The court, applying Wronko, found that Russo rejected the alteration of his terms as a constructive dismissal. Furthermore, Russo was entitled to continue to work as mitigation even though Kerr never specifically offered him that option. In other words, Russo's continuing to work could not be viewed as acceptance of the new terms.
Kerr then effectively had its own election to make once Russo advised he was constructively dismissed: it could ask Russo to leave the workplace or keep the old terms in place for the period of reasonable notice. Kerr did neither. Russo was therefore entitled to mitigate his loss by remaining employed. However, working as mitigation can only be "for a period constituting reasonable notice" — in other words, at the end of the reasonable notice period, Russo had to work on the new compensation terms permanently. Given his age, length of service, position and Kerr’s economic circumstances, the court concluded a 22-month notice period was appropriate.
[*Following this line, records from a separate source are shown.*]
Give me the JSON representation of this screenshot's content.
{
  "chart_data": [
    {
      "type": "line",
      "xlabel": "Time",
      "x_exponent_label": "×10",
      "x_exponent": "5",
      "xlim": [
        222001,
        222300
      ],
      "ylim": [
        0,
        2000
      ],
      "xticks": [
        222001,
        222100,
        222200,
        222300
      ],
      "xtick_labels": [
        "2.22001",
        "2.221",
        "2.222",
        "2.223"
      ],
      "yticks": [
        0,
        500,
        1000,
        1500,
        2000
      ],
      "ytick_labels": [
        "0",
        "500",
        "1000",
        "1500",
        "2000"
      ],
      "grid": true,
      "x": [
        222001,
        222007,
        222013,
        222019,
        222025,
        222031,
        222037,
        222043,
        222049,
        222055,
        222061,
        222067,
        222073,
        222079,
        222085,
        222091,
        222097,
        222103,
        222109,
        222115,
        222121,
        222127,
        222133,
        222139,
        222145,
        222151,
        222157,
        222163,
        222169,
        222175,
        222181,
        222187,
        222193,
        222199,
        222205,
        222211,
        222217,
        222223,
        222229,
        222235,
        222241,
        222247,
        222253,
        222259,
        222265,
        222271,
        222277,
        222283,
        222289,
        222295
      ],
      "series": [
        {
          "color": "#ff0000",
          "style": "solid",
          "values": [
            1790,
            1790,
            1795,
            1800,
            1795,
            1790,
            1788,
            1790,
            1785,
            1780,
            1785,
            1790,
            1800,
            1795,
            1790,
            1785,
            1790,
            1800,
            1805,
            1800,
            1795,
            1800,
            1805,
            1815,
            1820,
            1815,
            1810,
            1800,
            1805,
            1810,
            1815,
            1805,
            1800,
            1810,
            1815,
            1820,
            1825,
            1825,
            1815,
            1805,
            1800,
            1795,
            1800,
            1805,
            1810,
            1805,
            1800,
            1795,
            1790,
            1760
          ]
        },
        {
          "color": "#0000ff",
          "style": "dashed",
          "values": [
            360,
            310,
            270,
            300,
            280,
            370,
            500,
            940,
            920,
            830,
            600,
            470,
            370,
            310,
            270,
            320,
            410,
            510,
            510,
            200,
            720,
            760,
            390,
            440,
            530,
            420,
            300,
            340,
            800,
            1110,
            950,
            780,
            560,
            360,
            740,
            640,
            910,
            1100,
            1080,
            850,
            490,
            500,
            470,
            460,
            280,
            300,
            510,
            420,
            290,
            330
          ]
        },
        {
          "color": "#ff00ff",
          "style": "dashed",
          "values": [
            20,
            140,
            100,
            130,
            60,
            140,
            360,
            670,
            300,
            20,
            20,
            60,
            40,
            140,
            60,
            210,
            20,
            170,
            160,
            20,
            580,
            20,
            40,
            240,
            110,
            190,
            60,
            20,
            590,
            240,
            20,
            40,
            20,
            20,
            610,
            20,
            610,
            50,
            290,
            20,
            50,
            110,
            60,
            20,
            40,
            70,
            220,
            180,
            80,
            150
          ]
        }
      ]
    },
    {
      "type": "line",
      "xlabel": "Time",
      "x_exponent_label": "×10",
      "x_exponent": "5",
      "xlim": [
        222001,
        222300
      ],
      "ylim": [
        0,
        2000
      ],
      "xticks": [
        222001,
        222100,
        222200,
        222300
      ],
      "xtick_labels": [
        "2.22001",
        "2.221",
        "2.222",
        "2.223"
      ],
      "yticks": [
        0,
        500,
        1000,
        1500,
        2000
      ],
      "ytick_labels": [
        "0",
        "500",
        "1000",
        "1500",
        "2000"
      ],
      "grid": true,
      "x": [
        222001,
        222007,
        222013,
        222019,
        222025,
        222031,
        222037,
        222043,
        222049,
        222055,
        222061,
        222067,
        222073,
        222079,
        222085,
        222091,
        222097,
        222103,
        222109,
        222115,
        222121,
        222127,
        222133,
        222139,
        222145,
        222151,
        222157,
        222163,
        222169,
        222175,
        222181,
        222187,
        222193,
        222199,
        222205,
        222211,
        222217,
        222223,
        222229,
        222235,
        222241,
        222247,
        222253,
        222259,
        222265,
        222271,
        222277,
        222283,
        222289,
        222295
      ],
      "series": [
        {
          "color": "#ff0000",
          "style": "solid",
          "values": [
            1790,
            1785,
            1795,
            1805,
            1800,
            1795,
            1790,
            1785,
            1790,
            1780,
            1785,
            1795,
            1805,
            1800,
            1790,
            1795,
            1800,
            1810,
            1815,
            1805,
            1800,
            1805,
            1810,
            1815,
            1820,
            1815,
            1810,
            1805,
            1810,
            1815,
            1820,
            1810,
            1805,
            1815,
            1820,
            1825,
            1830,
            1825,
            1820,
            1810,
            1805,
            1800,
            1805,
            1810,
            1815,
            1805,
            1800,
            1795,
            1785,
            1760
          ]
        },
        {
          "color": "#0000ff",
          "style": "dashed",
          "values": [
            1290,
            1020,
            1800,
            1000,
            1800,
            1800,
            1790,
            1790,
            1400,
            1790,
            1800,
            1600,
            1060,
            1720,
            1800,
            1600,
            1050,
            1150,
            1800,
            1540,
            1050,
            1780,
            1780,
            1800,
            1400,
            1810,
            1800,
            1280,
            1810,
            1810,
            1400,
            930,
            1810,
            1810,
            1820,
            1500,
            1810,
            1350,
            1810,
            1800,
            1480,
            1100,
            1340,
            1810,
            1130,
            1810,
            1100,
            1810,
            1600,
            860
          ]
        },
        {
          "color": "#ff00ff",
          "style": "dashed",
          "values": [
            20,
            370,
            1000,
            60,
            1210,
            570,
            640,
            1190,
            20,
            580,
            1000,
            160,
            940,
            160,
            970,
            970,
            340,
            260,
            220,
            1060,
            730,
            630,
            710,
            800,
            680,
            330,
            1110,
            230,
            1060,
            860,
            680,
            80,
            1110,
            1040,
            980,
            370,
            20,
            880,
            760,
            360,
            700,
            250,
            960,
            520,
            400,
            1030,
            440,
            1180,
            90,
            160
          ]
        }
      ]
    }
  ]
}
The court also addressed how to award summary judgment to an employee who was still working for the employer and where the notice period was not completed at the time of judgment. Other courts addressed the issue by imposing a trust on the damages awarded in favour of the employer for any income earned in mitigation during the balance of the notice period. The court expressed reservations about the "trust" approach (particularly its jurisdiction). Instead, the court came up with a practical solution; it granted summary judgment for the damages accrued up to the date of the decision, and adjourned the balance of the motion, to be determined after the expiry of the notice period.
This decision serves as a reminder that employees can pursue a constructive dismissal claim while continuing to be employed. Counsel should ensure their clients clearly communicate they are not accepting the altered terms and that continued employment is only to mitigate their loss.
Faced with such a communication employer counsel will need to advise their clients they have their own election to make: ask the employee to leave (with an appropriate severance offer) or keep the old terms in place for the period of reasonable notice.
Steve Levitt practises employment law with Nelligan O'Brien Payne LLP LLP, a full service law firm in Ottawa.
[This article is reprinted with permission and first appeared in the March 2011 issue of The Lawyers Weekly.]